Racism and prejudice starts at home. It is inbred not instinctual. It is the comments and editorials we make at home around our children. It is statements on how someone else is inferior, un-valuable, undesirabls. It is body language, verbal comments, and more blatant than we realize. Children are designed to learn unconsciously by watching the adults around them. If you are walking through a forest and notice a bear you will respond, a child may not be directly frightened by a bear but will instinctually respond to your response because you are there to protect them. You provide their needs, and you provide subconscious information about the environment. So even though you may not be saying you don’t trust or like a certain individual, your body is screaming that information to your children. And it may not be people of different colors or cultures that you are responding to. It could be income, body size, education, handicaps, accents, lifestyles, or other characteristics. And through that response, or belief, we are teaching our children about what we believe. Then your child watches the world around them and integrates the whole picture into a belief system about themselves and others, and begins to live it out. To beat racism and prejudices we must start by looking at ourselves and then teach our children.
Typically, inaccurate beliefs begin out of ignorance, a lack of understanding or education about the cultures of others. It is safe to say that identifying as an American tells us little about who we are. This country is full of different cultures and habits that are based on location, income, religion, education, so I have a very small chance of understanding you based on any of these influences alone. I need to get to know you, even a little to get any idea of who you are. And to truly judge someone we must know them at least a little bit.
Another influence on racism is the beliefs individuals hold on the value of others. I believe in innate value. In my mind anything that is alive is valuable period. It is impact that we can measure, or evaluate. You will have either positive or negative impact on your environment, rarely do we have neutral impact. We can control our impact, and we do have power over it to some extent. We may not be able to influence another person’s interpretations but we can pretty well decide whether to have positive or negative impact. So, if every living thing has value, then the difference between those living things is irrelevant. I need to treat a tree as though it has as much value as a person. One person has the same amount of value as another, however they may have a different impact. If everyone saw all people as valuable regardless of our differences it would impact how we treat others. But superiority seems to be an innate need. And that causes problems. I must survive, and the weakest gazelle is eaten by the lion. My reptilian brain is designed to keep me alive, and if I perceive a threat I will instinctually respond to survive. But are different cultures truly a threat to our survival, or an over-reaction from the brain that we need to control?
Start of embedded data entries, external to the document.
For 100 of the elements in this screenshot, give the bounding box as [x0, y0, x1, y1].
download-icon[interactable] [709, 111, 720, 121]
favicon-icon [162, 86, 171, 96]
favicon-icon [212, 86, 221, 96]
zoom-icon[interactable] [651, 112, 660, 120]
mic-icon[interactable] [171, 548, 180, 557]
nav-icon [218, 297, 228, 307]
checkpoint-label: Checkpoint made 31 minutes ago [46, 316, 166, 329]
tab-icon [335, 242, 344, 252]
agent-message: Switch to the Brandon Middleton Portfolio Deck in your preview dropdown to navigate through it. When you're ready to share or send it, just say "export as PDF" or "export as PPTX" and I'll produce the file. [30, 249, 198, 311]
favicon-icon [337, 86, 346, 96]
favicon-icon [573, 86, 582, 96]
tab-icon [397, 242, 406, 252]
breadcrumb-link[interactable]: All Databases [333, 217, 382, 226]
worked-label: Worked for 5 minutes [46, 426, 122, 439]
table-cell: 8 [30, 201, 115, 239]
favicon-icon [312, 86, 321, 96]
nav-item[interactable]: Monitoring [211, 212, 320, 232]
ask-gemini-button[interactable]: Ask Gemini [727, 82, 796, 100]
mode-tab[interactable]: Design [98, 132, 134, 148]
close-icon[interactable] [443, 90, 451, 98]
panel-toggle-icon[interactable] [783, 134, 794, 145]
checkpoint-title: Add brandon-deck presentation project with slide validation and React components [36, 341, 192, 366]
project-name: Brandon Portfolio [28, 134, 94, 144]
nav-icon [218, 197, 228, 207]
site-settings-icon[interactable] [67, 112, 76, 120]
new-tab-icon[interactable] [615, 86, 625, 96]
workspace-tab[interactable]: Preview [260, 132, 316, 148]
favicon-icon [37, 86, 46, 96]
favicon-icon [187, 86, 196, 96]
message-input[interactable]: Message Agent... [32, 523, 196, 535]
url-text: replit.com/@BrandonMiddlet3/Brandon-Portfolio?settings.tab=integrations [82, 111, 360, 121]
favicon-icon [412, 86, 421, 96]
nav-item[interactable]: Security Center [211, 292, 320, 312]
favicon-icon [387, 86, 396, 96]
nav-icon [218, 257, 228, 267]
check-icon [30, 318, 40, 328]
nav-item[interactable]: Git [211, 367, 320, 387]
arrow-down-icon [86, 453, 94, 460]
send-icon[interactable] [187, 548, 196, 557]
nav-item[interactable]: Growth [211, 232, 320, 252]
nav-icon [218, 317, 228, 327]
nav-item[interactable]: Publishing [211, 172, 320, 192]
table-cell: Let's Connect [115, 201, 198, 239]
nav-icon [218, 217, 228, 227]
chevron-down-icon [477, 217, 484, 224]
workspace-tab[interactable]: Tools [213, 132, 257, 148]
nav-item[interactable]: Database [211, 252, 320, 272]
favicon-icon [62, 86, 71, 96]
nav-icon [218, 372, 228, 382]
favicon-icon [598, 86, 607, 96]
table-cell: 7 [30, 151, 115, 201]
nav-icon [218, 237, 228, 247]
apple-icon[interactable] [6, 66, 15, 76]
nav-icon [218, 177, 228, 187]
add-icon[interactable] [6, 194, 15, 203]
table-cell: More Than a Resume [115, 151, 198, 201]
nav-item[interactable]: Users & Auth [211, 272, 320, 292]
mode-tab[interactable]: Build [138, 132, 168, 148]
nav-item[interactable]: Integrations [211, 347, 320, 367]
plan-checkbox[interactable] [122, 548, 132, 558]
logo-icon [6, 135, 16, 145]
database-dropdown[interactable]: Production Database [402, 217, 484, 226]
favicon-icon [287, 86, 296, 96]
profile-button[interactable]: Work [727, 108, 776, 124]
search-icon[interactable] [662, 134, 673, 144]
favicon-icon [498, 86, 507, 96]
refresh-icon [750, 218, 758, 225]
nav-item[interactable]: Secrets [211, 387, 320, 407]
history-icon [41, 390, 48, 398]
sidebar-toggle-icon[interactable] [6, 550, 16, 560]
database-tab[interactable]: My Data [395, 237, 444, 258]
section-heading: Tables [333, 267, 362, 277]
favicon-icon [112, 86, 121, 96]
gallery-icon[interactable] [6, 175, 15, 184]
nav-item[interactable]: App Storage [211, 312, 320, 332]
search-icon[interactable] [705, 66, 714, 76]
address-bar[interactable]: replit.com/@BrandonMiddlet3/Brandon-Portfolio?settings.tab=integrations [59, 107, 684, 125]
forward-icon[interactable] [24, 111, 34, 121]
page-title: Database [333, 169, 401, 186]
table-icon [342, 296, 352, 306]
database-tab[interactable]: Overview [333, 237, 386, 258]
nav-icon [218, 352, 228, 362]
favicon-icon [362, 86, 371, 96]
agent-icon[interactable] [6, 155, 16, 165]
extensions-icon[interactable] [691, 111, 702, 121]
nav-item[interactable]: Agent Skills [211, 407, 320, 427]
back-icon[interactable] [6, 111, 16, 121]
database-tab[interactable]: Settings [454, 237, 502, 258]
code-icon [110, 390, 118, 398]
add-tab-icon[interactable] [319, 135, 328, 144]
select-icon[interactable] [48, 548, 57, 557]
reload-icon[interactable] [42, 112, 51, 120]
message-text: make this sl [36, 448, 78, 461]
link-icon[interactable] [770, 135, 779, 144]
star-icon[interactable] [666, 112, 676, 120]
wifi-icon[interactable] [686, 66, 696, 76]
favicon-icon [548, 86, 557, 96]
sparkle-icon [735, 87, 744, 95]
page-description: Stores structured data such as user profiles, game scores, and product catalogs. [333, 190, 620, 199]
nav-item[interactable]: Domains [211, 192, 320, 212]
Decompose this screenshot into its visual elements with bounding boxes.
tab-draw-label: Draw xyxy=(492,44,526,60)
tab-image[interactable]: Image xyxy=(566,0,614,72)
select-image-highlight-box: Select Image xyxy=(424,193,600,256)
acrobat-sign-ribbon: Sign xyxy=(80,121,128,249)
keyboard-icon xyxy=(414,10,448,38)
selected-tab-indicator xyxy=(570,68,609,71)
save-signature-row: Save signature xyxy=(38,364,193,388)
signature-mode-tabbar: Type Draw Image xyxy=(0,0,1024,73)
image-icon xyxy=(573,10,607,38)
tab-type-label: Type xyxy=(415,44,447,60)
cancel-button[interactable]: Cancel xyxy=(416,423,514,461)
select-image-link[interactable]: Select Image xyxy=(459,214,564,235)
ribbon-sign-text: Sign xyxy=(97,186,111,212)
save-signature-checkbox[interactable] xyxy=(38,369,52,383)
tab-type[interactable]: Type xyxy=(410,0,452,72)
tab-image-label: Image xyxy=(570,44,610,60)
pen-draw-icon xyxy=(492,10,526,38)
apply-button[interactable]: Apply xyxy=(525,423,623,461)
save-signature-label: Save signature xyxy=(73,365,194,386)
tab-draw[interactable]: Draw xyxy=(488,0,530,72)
Neurology does play a role from the perspective of survival. But our brain is known to over-react in many ways. We as evolved humans should be able to apply our lobes and recognize true threats verses perceived threats. And perceived threats rarely kill us. To stop prejudice and racism we must realize that we are all created equal, regardless of all the influences that change us. Then we need to act as though we are all equal, all valuable in our own ways. Finally, we need to teach our kids to love and accept all others as they already naturally do. When I was little my parents hosted foreign students from Denver University. On a regular basis our house would be visited by people from exotic places, with wonderful languages, and beautiful appearances. And occasionally, to my delight, they would bring children with them. I did not care that we could not understand each other, we still played perfectly together. And when they moved back to their foreign homes, I was sad and missed them. Then in elementary school Denver Public Schools decided that our school was too white and we boarded buses for the other side of town. To us this was a treat, we got new friends, and missed part of our classroom time because we had to ride the bus. In middle school I was the minority both at school and church. By high school my brothers and I dated and made friends based on personality with little concern of appearance. So I was lucky, I was raised to see value in all, and know that differences were exciting not scary. And for me it started in childhood, modeled by my parents and lived out by their lives. But to say to you I am not prejudice is to lie. I found out in grad school I truly struggle with stupid people, ignorant individuals that want to come to a quick conclusion. Whether they are judging a handicapped child, a fat adult, or a baggy panted teenager. I struggle with judgers, so I am not prejudice free as much as I would like to believe I am. And did I pass that prejudice on to my own children, probably- I will have to ask them to see. But ignorance is a choice, being judgmental is a choice, to feel superior is a choice. Culture, color, size, upbringing are not choices. If we want to stop racism and prejudice, we MUST start at home, with our children. And if it is too late for that, get to know someone very different than yourself and see what happens to your judgements.